After abandoning my young nerd, I went to Walmart for some unobserved Valentine shopping. I stashed my purchases in T-Hoe's rear end and headed home to catch up on some neglected chores until it was time to return for The Pony.
As Even Steven would have it, Hick turned up as I arrived. That's how it always is. Hick has some kind of sixth sense that acts as a GPS for my whereabouts. He needs a box of Tic-Tacs in his pocket, like Elaine gave The Sidler down at J. Peterman. Wherever Val goes, so goes Hick. At least around the homestead, where I can't escape him by vehicle.
There he was, revealed as I opened the garage door, standing just outside the people door fiddling around with the pet food. "I got you biscuits!" Hick said, proudly holding a clear plastic bag of pink and green bone-shaped dog biscuits over his head like a leather drawstring bag of gold dust. He came through the garage and started for the rear of T-Hoe.

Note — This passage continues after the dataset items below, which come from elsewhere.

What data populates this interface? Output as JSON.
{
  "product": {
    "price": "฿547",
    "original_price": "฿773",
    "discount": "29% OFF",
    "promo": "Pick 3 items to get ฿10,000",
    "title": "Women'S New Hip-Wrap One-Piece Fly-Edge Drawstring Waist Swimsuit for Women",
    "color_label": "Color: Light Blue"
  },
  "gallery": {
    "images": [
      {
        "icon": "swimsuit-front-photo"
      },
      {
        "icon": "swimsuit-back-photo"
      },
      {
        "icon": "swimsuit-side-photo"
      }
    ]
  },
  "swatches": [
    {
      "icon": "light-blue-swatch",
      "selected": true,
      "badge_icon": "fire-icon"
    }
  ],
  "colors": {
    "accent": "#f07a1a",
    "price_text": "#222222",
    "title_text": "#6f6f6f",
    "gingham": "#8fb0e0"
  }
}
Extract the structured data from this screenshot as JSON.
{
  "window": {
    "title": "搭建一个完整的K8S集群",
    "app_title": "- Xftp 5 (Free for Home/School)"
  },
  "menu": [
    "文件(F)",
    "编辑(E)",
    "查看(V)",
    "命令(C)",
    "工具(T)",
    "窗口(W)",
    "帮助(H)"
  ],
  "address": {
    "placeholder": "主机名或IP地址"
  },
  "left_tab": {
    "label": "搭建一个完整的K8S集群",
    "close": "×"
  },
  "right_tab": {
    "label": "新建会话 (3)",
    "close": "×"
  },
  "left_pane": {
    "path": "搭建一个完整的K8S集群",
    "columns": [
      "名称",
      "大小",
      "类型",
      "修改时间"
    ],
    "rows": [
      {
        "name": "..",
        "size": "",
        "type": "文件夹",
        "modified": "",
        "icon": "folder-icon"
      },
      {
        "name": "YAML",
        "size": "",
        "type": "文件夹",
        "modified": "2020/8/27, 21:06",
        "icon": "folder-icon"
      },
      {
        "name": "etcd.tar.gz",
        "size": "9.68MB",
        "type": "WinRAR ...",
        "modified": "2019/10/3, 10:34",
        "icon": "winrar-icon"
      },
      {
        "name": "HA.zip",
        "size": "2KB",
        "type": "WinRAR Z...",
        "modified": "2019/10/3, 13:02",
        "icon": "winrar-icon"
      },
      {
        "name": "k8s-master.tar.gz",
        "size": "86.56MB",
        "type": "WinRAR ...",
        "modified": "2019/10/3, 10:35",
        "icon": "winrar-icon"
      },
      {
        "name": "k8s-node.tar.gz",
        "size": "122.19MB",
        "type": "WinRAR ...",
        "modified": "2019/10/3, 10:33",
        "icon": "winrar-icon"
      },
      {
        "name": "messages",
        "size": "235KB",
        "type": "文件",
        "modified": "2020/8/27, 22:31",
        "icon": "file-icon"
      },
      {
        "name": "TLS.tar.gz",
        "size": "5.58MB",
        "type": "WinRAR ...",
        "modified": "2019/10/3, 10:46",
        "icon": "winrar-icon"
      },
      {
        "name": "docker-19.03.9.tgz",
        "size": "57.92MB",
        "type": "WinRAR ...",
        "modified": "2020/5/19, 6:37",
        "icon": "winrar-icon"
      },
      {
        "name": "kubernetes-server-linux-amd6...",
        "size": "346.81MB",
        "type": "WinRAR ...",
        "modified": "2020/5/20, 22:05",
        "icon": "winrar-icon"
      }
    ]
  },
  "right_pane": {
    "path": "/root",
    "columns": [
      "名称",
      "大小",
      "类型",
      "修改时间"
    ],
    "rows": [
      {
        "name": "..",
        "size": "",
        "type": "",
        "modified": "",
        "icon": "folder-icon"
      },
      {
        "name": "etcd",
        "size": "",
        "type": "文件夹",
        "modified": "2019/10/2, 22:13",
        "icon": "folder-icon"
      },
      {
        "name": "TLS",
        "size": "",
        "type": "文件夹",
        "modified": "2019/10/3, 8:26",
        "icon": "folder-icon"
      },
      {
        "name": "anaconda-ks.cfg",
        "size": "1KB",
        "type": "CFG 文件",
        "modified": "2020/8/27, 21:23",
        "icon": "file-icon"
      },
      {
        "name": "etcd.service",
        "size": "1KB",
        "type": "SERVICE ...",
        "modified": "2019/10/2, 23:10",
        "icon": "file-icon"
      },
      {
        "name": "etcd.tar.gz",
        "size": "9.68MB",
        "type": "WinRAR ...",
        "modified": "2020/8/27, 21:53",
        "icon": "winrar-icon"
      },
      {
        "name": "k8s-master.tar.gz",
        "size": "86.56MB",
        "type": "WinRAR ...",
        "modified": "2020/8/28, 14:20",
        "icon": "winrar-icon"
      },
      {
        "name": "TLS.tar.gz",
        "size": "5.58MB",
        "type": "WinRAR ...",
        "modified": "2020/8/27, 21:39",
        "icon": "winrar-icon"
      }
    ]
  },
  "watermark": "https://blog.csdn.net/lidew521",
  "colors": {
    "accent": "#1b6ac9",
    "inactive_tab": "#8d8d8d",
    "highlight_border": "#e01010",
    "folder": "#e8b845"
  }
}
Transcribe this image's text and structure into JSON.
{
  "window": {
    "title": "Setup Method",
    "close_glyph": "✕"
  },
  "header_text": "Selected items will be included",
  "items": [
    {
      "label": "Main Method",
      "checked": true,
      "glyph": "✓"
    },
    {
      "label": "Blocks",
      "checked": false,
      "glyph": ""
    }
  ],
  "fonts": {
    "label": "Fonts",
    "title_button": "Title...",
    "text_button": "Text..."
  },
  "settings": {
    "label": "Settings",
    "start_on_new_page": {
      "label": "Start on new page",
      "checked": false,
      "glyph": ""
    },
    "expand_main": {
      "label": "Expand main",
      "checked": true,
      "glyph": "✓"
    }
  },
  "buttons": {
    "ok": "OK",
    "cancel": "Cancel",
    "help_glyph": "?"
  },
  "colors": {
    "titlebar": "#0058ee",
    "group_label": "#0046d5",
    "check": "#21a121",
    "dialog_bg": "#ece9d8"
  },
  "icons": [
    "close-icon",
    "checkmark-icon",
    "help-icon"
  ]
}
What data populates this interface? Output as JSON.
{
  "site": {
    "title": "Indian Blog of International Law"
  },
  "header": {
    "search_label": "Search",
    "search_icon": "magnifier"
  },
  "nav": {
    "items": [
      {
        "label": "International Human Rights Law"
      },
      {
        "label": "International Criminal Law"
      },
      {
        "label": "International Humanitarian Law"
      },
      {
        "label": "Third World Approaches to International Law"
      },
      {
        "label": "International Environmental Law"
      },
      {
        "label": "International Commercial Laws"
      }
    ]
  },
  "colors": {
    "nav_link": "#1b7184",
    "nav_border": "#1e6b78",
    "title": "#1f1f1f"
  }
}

"Wait! You can't go back there!"
"Why not? I was going to help you carry things in." Hick opened the passenger door to inquire.
"Because I have Valentine stuff in there. So leave it. And leave me alone. I have to go in the house first, before I get it out, because I have to go to the bathroom."
"I have to go to the bathroom, too." Hick usually tries to outdo me, like that Kristen Wiig character, Penelope, on SNL who used to one-up every claim by every other person.
"I have to go first! Which bathroom are you going in?"
"The one right around the corner. The outdoor bathroom!"
And with that, Hick walked out the garage people door, turned right down the brick sidewalk, and stood in the front yard facing the gravel road. No. He did not have a toilet, nor a urinal, in his outdoor bathroom.